Нищий, вор - страница 45

Шрифт
Интервал


«Держи на борту оружие. На всякий случай. Под замком. Вдруг пригодится».

Вот оно – завещание отца: «Не экономь на оборудовании и держи оружие при себе».

А где держат оружие на «Клотильде»? Кролик, наверное, знает, но черта с два скажет. Когда оно понадобилось, его под рукой не оказалось.

Отец продолжал что-то говорить во тьме, отгороженной решеткой. Голос его был спокойным, даже веселым, но слова стали неразборчивыми.

В затылке у Уэсли застучало, голос отца стихал, как звук буя, оставшегося в тумане за кормой, и он заснул.

5

Из записной книжки Билли Эббота

1968


У меня слабость к моему отцу, ибо он, в свою очередь, человек слабый. Его я простил. А вот к матери я слабости не испытываю, ибо она сильная женщина, и ее я не прощаю. Пусть археолог, которому суждено раскапывать руины Брюсселя в следующем столетии, поразмыслит над этим. Мы все часто думаем о своих родителях. А я – о своих двух отцах. Уильям Эббот, мой родной отец, был и, наверное, поныне остается веселым и очаровательным бездельником.

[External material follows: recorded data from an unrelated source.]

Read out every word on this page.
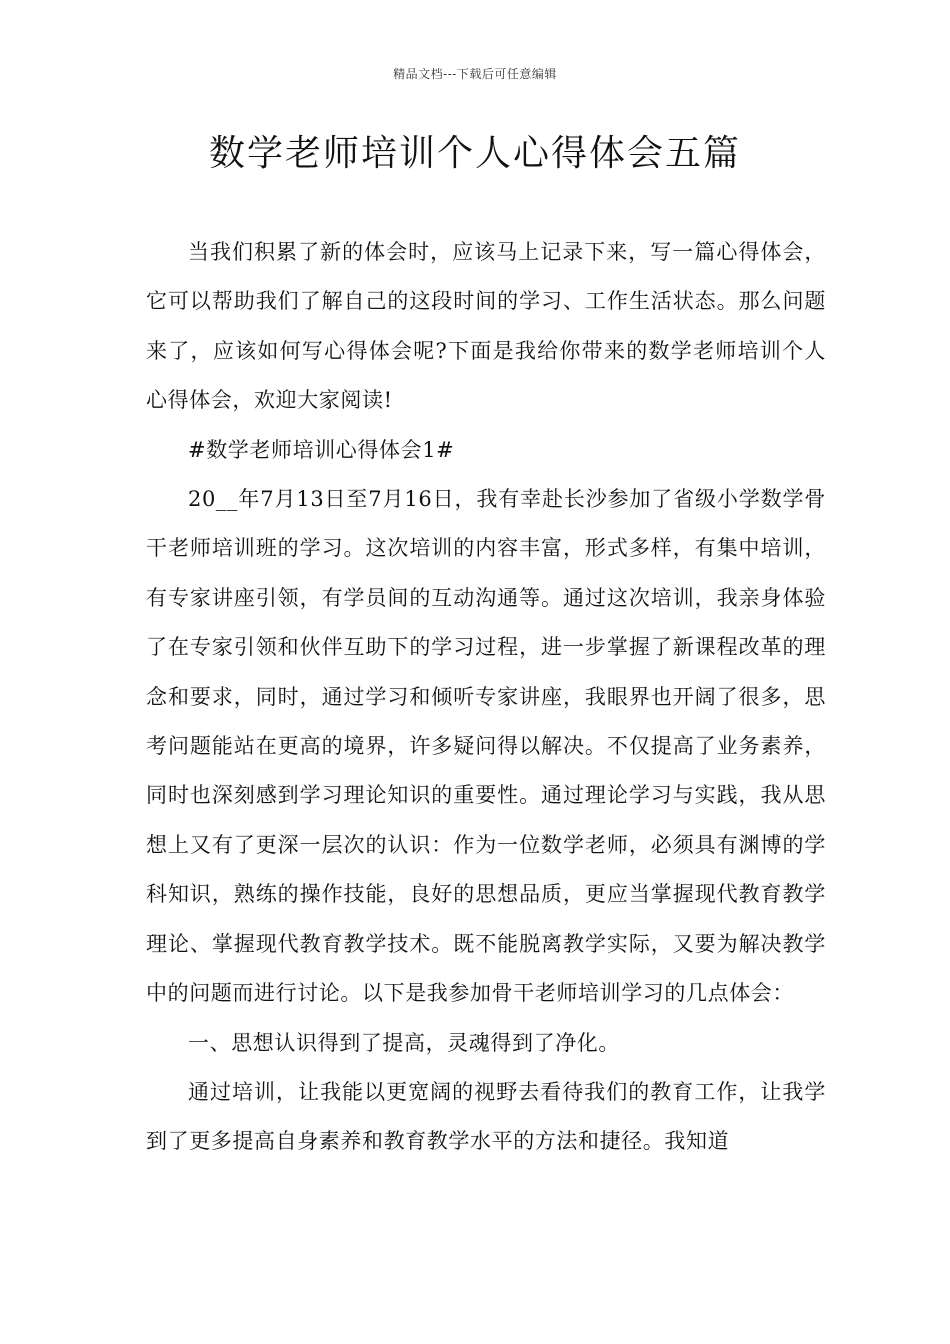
精品文档---下载后可任意编辑
数学老师培训个人心得体会五篇

当我们积累了新的体会时，应该马上记录下来，写一篇心得体会，它可以帮助我们了解自己的这段时间的学习、工作生活状态。那么问题来了，应该如何写心得体会呢?下面是我给你带来的数学老师培训个人心得体会，欢迎大家阅读!

#数学老师培训心得体会1#

20__年7月13日至7月16日，我有幸赴长沙参加了省级小学数学骨干老师培训班的学习。这次培训的内容丰富，形式多样，有集中培训，有专家讲座引领，有学员间的互动沟通等。通过这次培训，我亲身体验了在专家引领和伙伴互助下的学习过程，进一步掌握了新课程改革的理念和要求，同时，通过学习和倾听专家讲座，我眼界也开阔了很多，思考问题能站在更高的境界，许多疑问得以解决。不仅提高了业务素养，同时也深刻感到学习理论知识的重要性。通过理论学习与实践，我从思想上又有了更深一层次的认识：作为一位数学老师，必须具有渊博的学科知识，熟练的操作技能，良好的思想品质，更应当掌握现代教育教学理论、掌握现代教育教学技术。既不能脱离教学实际，又要为解决教学中的问题而进行讨论。以下是我参加骨干老师培训学习的几点体会：

一、思想认识得到了提高，灵魂得到了净化。

通过培训，让我能以更宽阔的视野去看待我们的教育工作，让我学到了更多提高自身素养和教育教学水平的方法和捷径。我知道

Колин Берк, второй муж моей матери, был блестящим, эгоистичным, талантливым человеком; он умел заставить актеров работать в полную силу, и экран у него полыхал огнем. Я любил его, восхищался им и мечтал, когда вырасту, стать таким же, как он. Не получилось. Я вырос похожим, к сожалению, на Вилли Эббота, хотя и лишен некоторых присущих ему привлекательных качеств. Его я тоже любил.

Сколько раз я укладывал его в постель пьяным.

Сегодня я на пари сыграл пять партий в теннис и все выиграл.


Он снова съездил в Ниццу в консульство, дважды побывал в тюрьме в Грасе, куда перевели Уэсли, и трижды сходил к адвокату. Консул смущался, но не мог посоветовать ничего определенного, а адвокат кое в чем помог. Чего не скажешь об Уэсли – этот молчал, раскаяния не испытывал, физически чувствовал себя неплохо и больше интересовался не собственной участью, а участью соседей по камере, один из которых воровал драгоценности, другой предъявлял краденые чеки, а третий занимался подделкой произведений искусства. Со времени ареста Уэсли не брился, оброс светлой густой щетиной и стал похож на волка; среди преступников он нисколько не выделялся. Когда он вошел, в маленькой комнате, где Рудольфу разрешили с ним побеседовать, запахло, как в клетке у дикого зверя, которую плохо чистят. Этот запах перенес Рудольфа в прошлое, в комнату над пекарней, в постель, которую он делил с Томом, когда оба были подростками и когда Том являлся домой за полночь после драк на улице. Он вынул носовой платок и сделал вид, что сморкается; Уэсли, усмехаясь углом рта, уселся напротив него за некрашеным, поцарапанным столом старой провансальской работы, любезно предоставленным в их распоряжение полицией славящегося своими цветами города Граса.